Guests on the show have included Brenda Mallory, who chairs the Council on Environmental Quality in the Biden Administration; Chandra Taylor, senior attorney in the Southern Environmental Law Center’s Chapel Hill office; and Catherine Coleman Flowers, an environmental and climate justice activist.
“TILClimate” is for impassioned environmental warriors with short attention spans. Each 15-minute episode tells you everything you need to know about the most pressing environmental issues of our time.
This award-winning podcast produced by MIT aims to lift the mind-deadening fog when it comes to climate change by breaking down complex issues so they’re easily understandable. The host is Laur Hesse Fisher, who also leads the development and execution of public engagement on climate change for ESI (Environmental Science Institute).
The episodes are blessedly free from scientific jargon, which means you don’t have to be a climate scientist to enjoy the podcast.
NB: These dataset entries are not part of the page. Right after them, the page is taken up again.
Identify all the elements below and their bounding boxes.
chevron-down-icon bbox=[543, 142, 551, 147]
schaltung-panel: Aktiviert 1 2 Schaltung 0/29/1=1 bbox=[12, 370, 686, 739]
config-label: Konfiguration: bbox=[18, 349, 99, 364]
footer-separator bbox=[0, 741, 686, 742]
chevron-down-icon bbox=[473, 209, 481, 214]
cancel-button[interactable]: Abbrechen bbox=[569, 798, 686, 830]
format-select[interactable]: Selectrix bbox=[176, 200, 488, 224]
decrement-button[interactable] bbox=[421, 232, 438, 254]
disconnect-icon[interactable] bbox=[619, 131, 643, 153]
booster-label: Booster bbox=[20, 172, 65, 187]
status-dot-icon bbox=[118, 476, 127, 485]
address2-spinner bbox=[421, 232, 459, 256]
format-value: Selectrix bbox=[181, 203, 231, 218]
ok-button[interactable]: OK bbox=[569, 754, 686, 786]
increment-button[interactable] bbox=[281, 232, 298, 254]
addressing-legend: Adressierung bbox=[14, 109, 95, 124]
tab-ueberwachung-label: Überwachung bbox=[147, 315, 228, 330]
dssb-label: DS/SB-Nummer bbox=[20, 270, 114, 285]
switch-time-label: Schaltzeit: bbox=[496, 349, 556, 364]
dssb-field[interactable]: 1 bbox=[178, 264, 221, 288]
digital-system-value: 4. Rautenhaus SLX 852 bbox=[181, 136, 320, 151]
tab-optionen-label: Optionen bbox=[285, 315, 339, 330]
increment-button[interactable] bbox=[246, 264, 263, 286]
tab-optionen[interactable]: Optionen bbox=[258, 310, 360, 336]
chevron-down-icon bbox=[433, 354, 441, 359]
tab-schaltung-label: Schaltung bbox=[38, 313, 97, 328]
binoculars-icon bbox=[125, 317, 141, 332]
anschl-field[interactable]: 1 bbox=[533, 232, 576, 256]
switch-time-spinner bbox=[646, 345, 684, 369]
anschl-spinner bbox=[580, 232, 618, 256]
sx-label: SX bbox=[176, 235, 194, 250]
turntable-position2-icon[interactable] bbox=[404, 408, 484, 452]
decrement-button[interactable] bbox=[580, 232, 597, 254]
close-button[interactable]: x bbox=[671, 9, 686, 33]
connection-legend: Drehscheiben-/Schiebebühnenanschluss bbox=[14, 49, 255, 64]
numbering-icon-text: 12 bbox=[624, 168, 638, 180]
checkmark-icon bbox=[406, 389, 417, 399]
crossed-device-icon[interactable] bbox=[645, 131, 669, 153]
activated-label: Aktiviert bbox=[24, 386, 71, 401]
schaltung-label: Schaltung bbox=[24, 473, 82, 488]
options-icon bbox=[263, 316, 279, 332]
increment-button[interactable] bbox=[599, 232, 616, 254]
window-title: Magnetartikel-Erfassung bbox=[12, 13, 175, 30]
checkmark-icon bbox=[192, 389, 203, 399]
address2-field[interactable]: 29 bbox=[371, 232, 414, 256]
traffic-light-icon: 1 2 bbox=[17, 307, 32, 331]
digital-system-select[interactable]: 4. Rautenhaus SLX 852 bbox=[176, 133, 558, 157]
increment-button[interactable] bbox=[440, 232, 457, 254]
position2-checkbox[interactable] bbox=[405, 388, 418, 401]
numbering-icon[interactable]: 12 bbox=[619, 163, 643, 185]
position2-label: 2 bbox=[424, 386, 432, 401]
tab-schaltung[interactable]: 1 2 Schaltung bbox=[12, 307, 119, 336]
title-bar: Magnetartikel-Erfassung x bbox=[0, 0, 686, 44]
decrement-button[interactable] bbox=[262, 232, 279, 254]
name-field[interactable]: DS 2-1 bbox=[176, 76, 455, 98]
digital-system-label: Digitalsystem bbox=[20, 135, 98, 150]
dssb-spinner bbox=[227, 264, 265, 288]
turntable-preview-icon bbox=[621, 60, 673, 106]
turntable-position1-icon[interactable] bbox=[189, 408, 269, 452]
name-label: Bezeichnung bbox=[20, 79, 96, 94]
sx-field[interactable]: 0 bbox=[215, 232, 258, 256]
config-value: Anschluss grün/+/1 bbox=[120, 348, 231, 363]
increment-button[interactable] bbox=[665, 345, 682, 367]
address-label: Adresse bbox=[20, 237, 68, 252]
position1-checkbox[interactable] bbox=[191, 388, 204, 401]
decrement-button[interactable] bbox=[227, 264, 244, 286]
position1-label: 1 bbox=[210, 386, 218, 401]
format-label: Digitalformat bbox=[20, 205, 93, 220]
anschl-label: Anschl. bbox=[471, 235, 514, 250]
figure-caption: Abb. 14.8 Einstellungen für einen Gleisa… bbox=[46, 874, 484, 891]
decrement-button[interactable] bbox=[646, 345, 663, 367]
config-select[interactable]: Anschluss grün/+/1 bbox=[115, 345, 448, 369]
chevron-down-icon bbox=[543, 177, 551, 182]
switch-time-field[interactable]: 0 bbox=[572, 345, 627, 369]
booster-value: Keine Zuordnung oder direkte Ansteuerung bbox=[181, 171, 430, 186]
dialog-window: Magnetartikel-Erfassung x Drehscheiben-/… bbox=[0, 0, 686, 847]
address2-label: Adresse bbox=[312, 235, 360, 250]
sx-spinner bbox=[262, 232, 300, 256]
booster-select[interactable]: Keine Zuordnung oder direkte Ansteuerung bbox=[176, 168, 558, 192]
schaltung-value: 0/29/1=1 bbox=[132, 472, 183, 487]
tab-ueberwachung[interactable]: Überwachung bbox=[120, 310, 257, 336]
This is approachable, science-based journalism at its best.
Recent shows have delved into the surprising connection between the foods we eat and climate change, the not-so-obvious costs of global warming, and how we can keep our food system resilient in an era of massive climate shifts.
Past shows featured people like Dr. Cynthia Rosenzweig, a climatologist at NASA Goddard Institute for Space Studies, who helped pioneer the study of climate change and agriculture; Niall Mac Dowell, a professor at Imperial College London; and Professor James Renwick, a prominent New Zealand climatologist.